September 5, 2017
In the early 2000s the New Caledonian crow Betty in Oxford shocked the world when she spontaneously bent a hook into a straight piece of wire while trying to retrieve a small out-off-reach basket with a handle from a vertical tube. Interestingly, when human children were tested on a similar task setup they showed great difficulties with coming up with a suitable solution until the age of nearly eight years. New Caledonian crows are specialized tools users in the wild and their ability to handle tools is innate. Nevertheless, in this case Betty seemed to innovatively produce a novel behavioural sequence on an unknown material.

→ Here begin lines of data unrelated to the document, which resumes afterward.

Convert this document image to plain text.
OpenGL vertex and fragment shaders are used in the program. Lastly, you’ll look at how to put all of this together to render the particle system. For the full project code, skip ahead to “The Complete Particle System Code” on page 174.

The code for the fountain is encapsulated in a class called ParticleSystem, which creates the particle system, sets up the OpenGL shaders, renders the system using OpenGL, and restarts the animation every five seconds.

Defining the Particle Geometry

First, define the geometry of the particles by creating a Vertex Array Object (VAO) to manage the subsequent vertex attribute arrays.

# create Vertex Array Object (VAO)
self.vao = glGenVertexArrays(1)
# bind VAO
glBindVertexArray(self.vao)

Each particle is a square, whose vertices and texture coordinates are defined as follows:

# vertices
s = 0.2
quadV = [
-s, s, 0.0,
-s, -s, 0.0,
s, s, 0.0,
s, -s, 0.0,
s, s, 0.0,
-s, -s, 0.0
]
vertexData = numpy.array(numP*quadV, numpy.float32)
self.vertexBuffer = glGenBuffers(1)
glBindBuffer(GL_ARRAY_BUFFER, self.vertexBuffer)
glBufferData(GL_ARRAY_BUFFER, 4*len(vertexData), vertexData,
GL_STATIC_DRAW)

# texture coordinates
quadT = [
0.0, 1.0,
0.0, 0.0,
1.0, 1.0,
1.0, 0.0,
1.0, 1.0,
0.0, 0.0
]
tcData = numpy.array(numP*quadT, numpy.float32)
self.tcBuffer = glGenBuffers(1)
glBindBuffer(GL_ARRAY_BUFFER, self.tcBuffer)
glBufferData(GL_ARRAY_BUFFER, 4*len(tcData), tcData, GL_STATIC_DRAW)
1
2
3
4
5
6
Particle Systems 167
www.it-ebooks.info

At the time, studying cognition in birds was still a young area of research and thus her hook bending abilities became a textbook example of intelligent tool manufacture in animals. By now brain and behavioural research has shown that some birds such as corvids and parrots seem to possess complex cognition at similar levels as higher primates and show similar neuron counts in the respective brain regions. Nevertheless, the studies on Betty the crow recently came under scrutiny when field researchers from the University of St Andrews found that wild New Caledonian crows used strikingly similar bending techniques to add curvature to the tool shafts of twig tools in the wild. They therefore suggested that Betty's solution was hardly innovative but could be strongly influenced by predispositions from habitual tool use and nest building.
Researchers from the University of Vienna and the Veterinary University Vienna now tested another bird species the Goffin's cockatoo on the same task setup.